Written by attorney Sebastian Gibson

The California Accident Injury Statute of Limitations - How Long You Have To Sue Under Civil Procedu

The California Accident Injury Statute of Limitations is contained in Code of Civil Procedure Section 335.1. It applies to accident cases, injury claims and wrongful death situations. This is the statute that tells how long, i.e., how many years a person has to file a lawsuit and sue someone who has negligently caused an injury to or death of another in an accident. Those cases to which this statute applies include accidents of all kinds - auto, truck, motorcycle, bike, car, pedestrian, bicycle, slip and falls, dog bites and wrongful deaths. The statute is also applicable to actions for assault and battery caused by the wrongful act or neglect of another and to actions for defective products, also known as product liability cases.

California Code of Civil Procedure Section 335.1 provides:

335.1. Within two years: An action for assault, battery, or injury to, or for the death of, an individual caused by the wrongful act or neglect of another.

The statute thus means that an individual has only two years in which to file a lawsuit for their damages resulting from a personal injury or wrongful death. When the statutory time, in this case, two years, has passed, a person loses the right to file a lawsuit for their damages or other relief.

When does the statutory time period start to run? Normally a statute of limitations starts on the date of the injury. However, there can be exceptions to the rule, for instance in medical malpractice cases.

General exceptions to the rule include the following.

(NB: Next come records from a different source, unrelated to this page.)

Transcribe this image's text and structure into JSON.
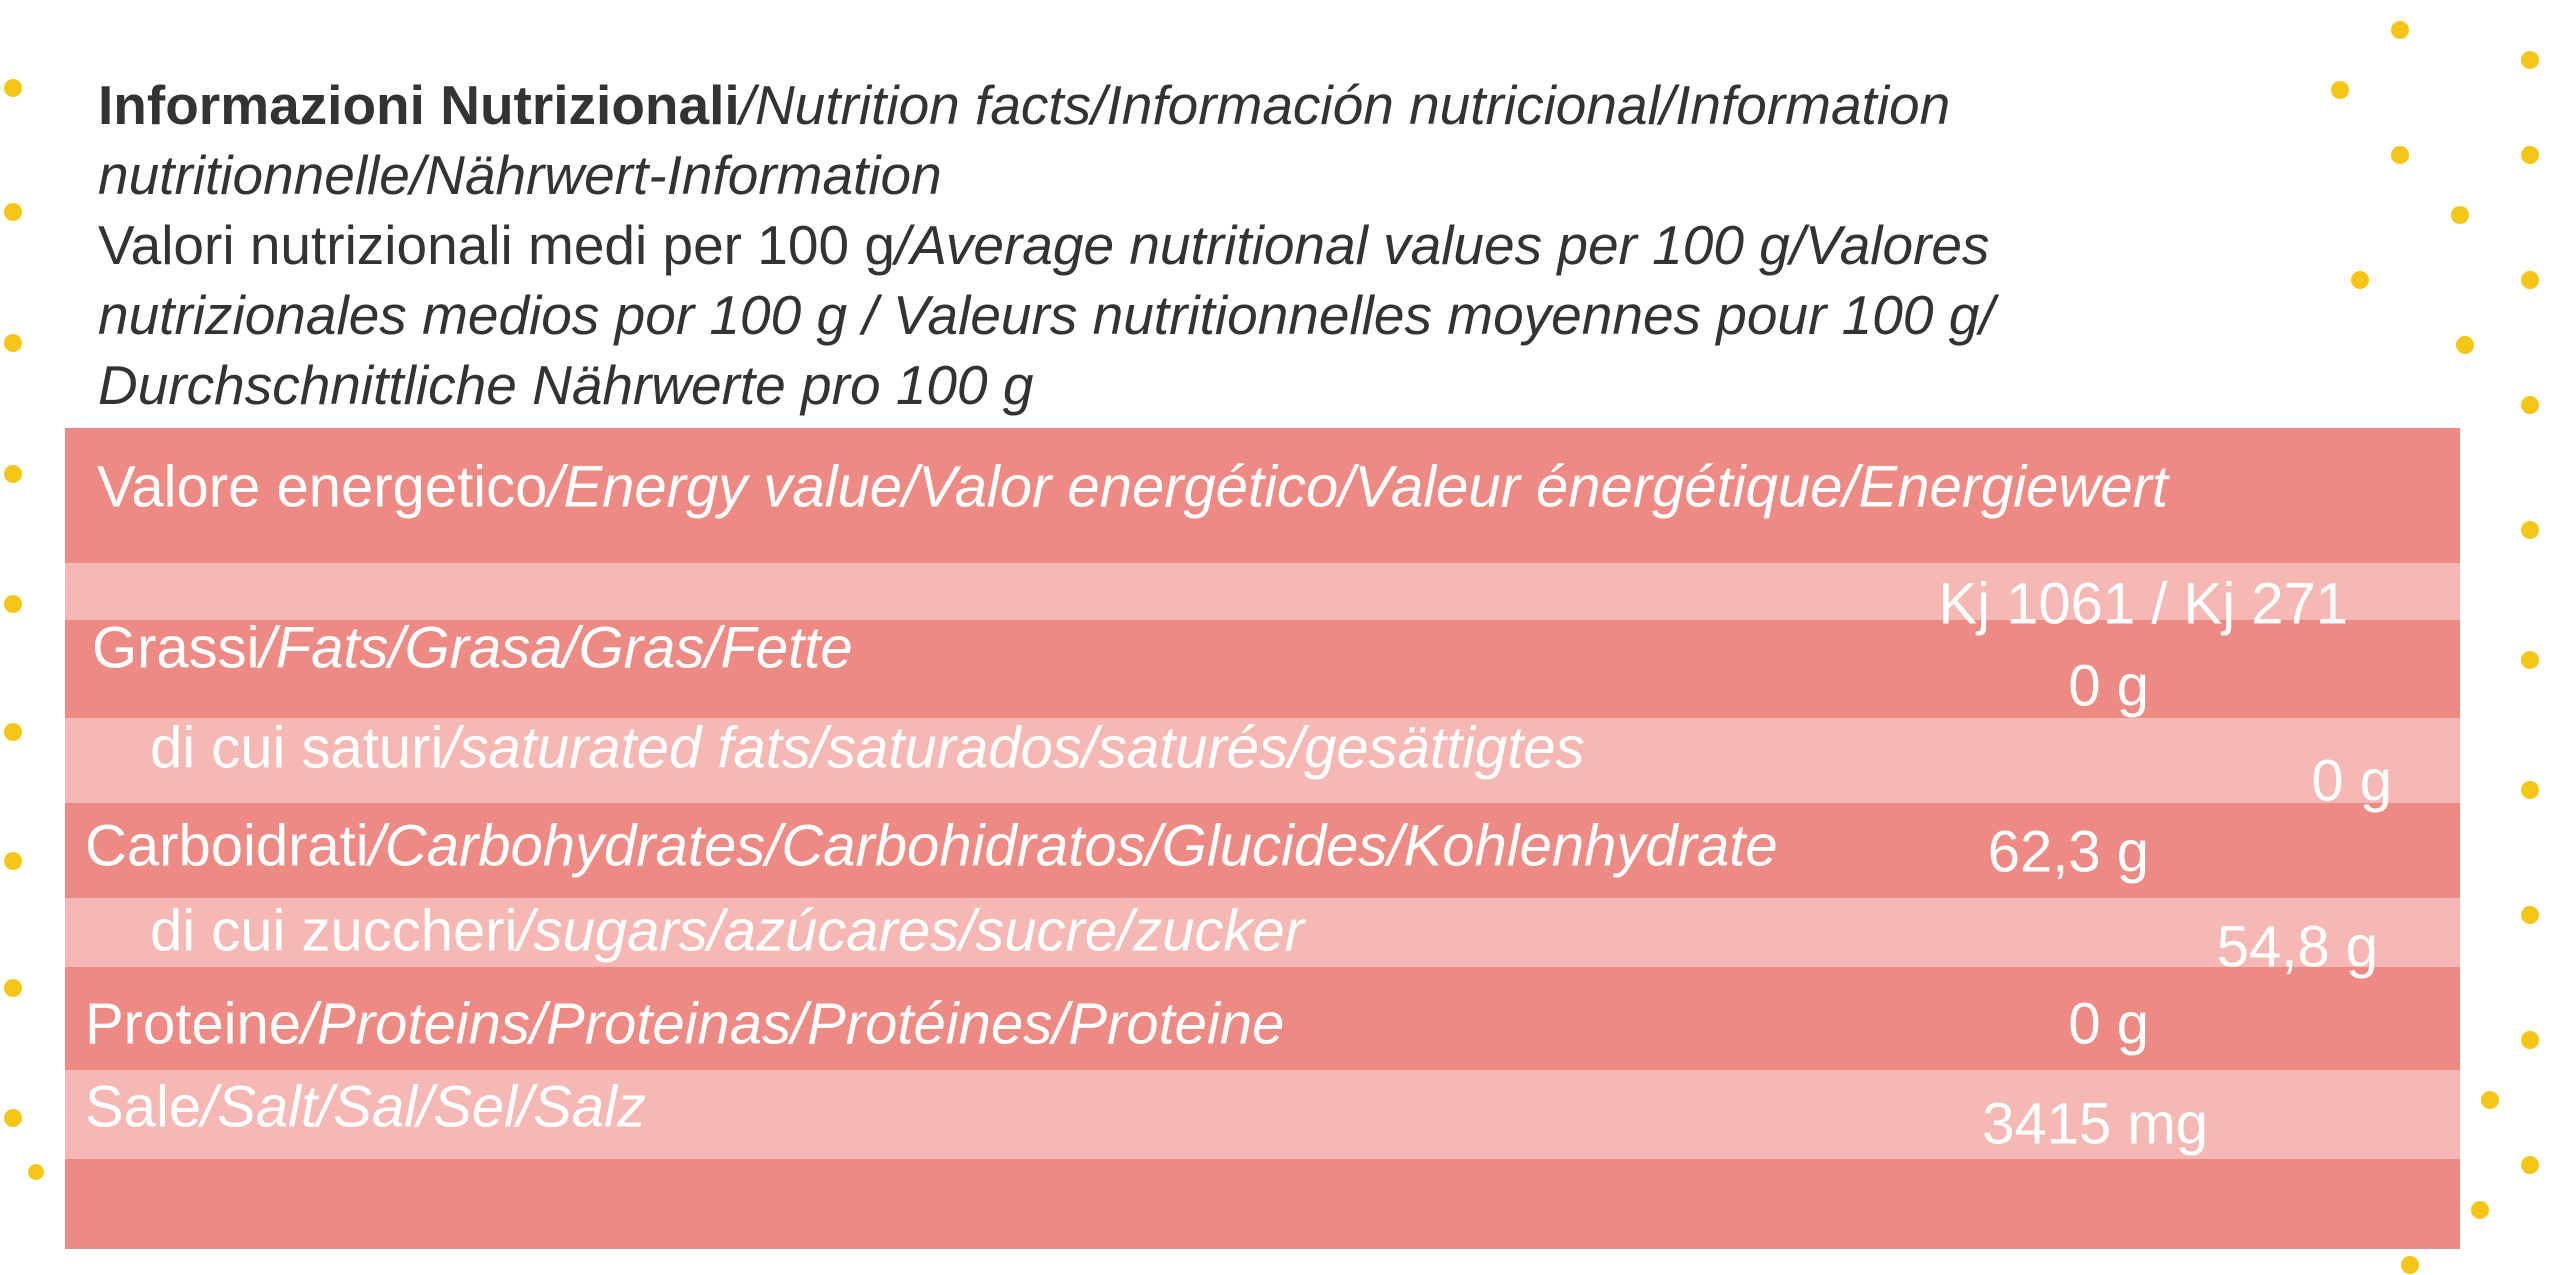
{
  "header": {
    "title_bold": "Informazioni Nutrizionali",
    "title_rest": "/Nutrition facts/Información nutricional/Information nutritionnelle/Nährwert-Information",
    "subtitle_plain": "Valori nutrizionali medi per 100 g",
    "subtitle_rest": "/Average nutritional values per 100 g/Valores nutrizionales medios por 100 g / Valeurs nutritionnelles moyennes pour 100 g/ Durchschnittliche Nährwerte pro 100 g"
  },
  "table": {
    "rows": [
      {
        "label": "Valore energetico",
        "label_rest": "/Energy value/Valor energético/Valeur énergétique/Energiewert",
        "value": "Kj 1061 / Kj 271"
      },
      {
        "label": "Grassi",
        "label_rest": "/Fats/Grasa/Gras/Fette",
        "value": "0 g"
      },
      {
        "label": "di cui saturi",
        "label_rest": "/saturated fats/saturados/saturés/gesättigtes",
        "value": "0 g"
      },
      {
        "label": "Carboidrati",
        "label_rest": "/Carbohydrates/Carbohidratos/Glucides/Kohlenhydrate",
        "value": "62,3 g"
      },
      {
        "label": "di cui zuccheri",
        "label_rest": "/sugars/azúcares/sucre/zucker",
        "value": "54,8 g"
      },
      {
        "label": "Proteine",
        "label_rest": "/Proteins/Proteinas/Protéines/Proteine",
        "value": "0 g"
      },
      {
        "label": "Sale",
        "label_rest": "/Salt/Sal/Sel/Salz",
        "value": "3415 mg"
      }
    ]
  }
}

If the party at fault for the accident is a public entity such as a city, county, state, school, or public transport service, just to give a few examples, a claim must be made against the public entity within 6 months. There are additional time limitations in which to file a lawsuit after a public entity denies the 6 month claim. There are also different time periods for cases based upon exposure to asbestos.

The statute of limitations can also be tolled (stopped from running for some period of time) if the injured person was not mentally competent at the time of the accident but this does not mean that because an injured person was hospitalized, on medication or drunk or even unconscious for some time that the statute will be extended in these circumstances.

Minors have a longer period of time to sue. The statute is extended for minors and they may bring an action for a period of time after their 18th birthday. To be safe, any such lawsuits should be filed by the injured person who was a minor at the time of their accident, within one year after their 18th birthday if it has not been filed previously by the parents of the minor. Also to be safe, any claims against public entities should still be filed by the parents of the minor within 6 months of the accident. Although many attorneys believe that a minor has two years after their 18th birthday to file a lawsuit due to the change in the statute of limitations for adults some years ago, our advice is not to wait that long in case the statute is applied oddly by some court down the road, especially to accidents occurring prior to the change in the statute.

There are different statutes of limitations which apply to medical malpractice cases and the rules for minors in such cases are also different. As our law firm does not specialize in medical malpractice, it is best to consult with a medical malpractice attorney regarding those statutes of limitations.

The statute of limitations is also different for cases involving childhood sexual abuse and cases involving libel, slander, false imprisonment, fraud and the many other non-tort areas of law, such as in contract and real estate actions, debt collections and in criminal cases.

A claim for damages for a personal injury, such as an auto accident, can, of course be made at any time after an accident to an insurance company or the person who caused the injury. However, if the matter has not been settled before the period of time in the statute - two years, the right of the injured person to be paid for their injuries and to file a lawsuit will be extinguished. As an example, if a person notifies an insurance company of their injuries soon after an accident but the matter is not settled by the time the two year period is up and no lawsuit is filed by the individual within the two years, the insurance company will have no obligation to pay the injured person, even though a claim was made and even if there were negotiations, if there was no settlement.

Due to how insurance companies treat individuals without an attorney, however, a person injured in an auto accident should always retain an attorney to represent them at the earliest possible date after an accident. Unless you haven’t been injured and won’t be needing medical treatment, an experienced and reputable personal injury lawyer will almost always be able to obtain a considerably larger settlement from an insurance company and a larger amount for you, even after the attorney’s fees and costs are paid.